If you have problems during the tenancy or at its end (for example, if a tenant persistently fails to pay rent or refuses to leave) you may need to take legal advice. In practice, your best option may be to negotiate for the tenant to leave - even if you have to write off unpaid rent - rather than going through the courts.

Tax position of buy-to-let properties

Rental profits from buy-to-let property are taxable: for example, if you own the property directly (rather than through a company) income tax is payable. If being a landlord is your main occupation, you may also be liable to pay Class 2 national insurance contributions.

Profits are calculated as rental income less allowable expenses. The first £1,000 income from property rental is tax-free.

Allowable expenses include most running costs (such as agents' fees, costs of repairs and the interest on any mortgage) are allowable. Mortgage interest will be restricted to the basic rate for higher and additional rate tax payers. This is being phased in from April 2017 and will be fully restricted by 2020.

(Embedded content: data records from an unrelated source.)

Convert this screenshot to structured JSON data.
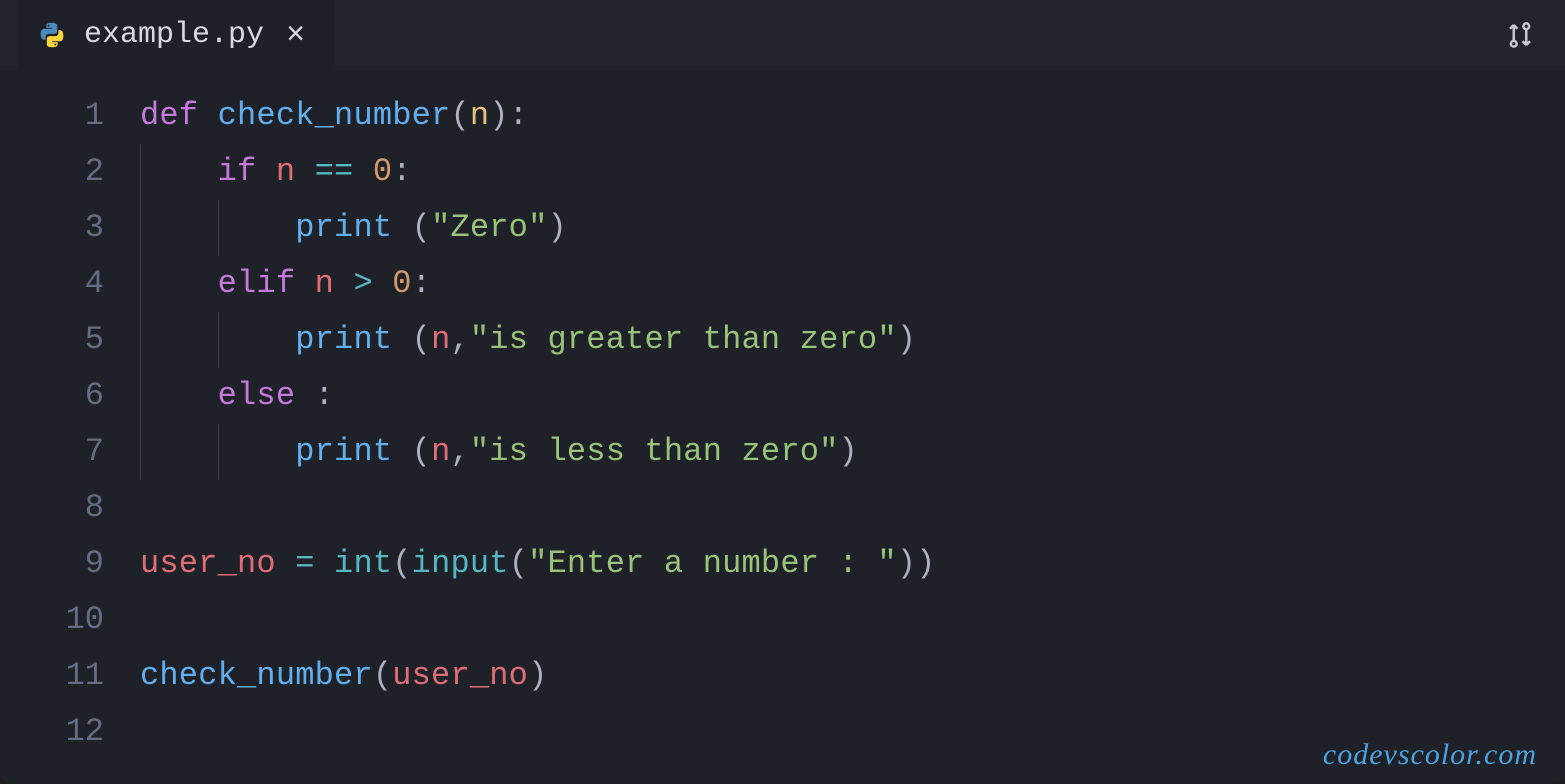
{
  "tab": {
    "filename": "example.py",
    "close_symbol": "×"
  },
  "gutter": {
    "lines": [
      "1",
      "2",
      "3",
      "4",
      "5",
      "6",
      "7",
      "8",
      "9",
      "10",
      "11",
      "12"
    ]
  },
  "code": {
    "line1": {
      "def": "def",
      "fn": "check_number",
      "paren_o": "(",
      "arg": "n",
      "paren_c": ")",
      "colon": ":"
    },
    "line2": {
      "indent": "    ",
      "if": "if",
      "sp": " ",
      "var": "n",
      "sp2": " ",
      "op": "==",
      "sp3": " ",
      "num": "0",
      "colon": ":"
    },
    "line3": {
      "indent": "        ",
      "fn": "print",
      "sp": " ",
      "paren_o": "(",
      "str": "\"Zero\"",
      "paren_c": ")"
    },
    "line4": {
      "indent": "    ",
      "elif": "elif",
      "sp": " ",
      "var": "n",
      "sp2": " ",
      "op": ">",
      "sp3": " ",
      "num": "0",
      "colon": ":"
    },
    "line5": {
      "indent": "        ",
      "fn": "print",
      "sp": " ",
      "paren_o": "(",
      "var": "n",
      "comma": ",",
      "str": "\"is greater than zero\"",
      "paren_c": ")"
    },
    "line6": {
      "indent": "    ",
      "else": "else",
      "sp": " ",
      "colon": ":"
    },
    "line7": {
      "indent": "        ",
      "fn": "print",
      "sp": " ",
      "paren_o": "(",
      "var": "n",
      "comma": ",",
      "str": "\"is less than zero\"",
      "paren_c": ")"
    },
    "line9": {
      "var": "user_no",
      "sp": " ",
      "eq": "=",
      "sp2": " ",
      "int": "int",
      "paren_o": "(",
      "input": "input",
      "paren_o2": "(",
      "str": "\"Enter a number : \"",
      "paren_c2": ")",
      "paren_c": ")"
    },
    "line11": {
      "fn": "check_number",
      "paren_o": "(",
      "var": "user_no",
      "paren_c": ")"
    }
  },
  "watermark": "codevscolor.com"
}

Landlords of unfurnished, part-furnished and furnished properties can claim only for costs actually incurred in the replacement of furniture, furnishings, appliances and kitchenware provided for the tenant. Replacement of fixtures such as boilers, bathroom suites and fitted kitchens can also be claimed as an allowable 'repair' to the property and therefore deductible as an expense. This replaces the 10% annual wear and tear allowance which was claimable until April 2016.

The costs of buying the property are not an allowable expense for tax purposes. For example, if you have a repayment mortgage, the capital repayment element of your mortgage payments is not allowable.

More favourable tax rules can apply to a property which qualifies as a furnished holiday letting (let for short holidays and meeting various qualifying criteria).

When you sell a buy-to-let property, the capital gain you make is subject to capital gains tax (CGT). The gain is calculated after taking into account the costs of buying, improving and selling the property. Capital gains in excess of your annual CGT allowance, £12,000 for 2019/20 (£11,700 for 2018/19), are taxable at 10% (20% for higher rate tax payers). However, you may be able to claim relief - for example, if you will be using the sale proceeds to buy another buy-to-let property. Special rules will also apply if at any stage you have used the property as your own main residence.

The detailed tax rules are complex, and tax planning may help you to reduce your tax liabilities. You should take advice.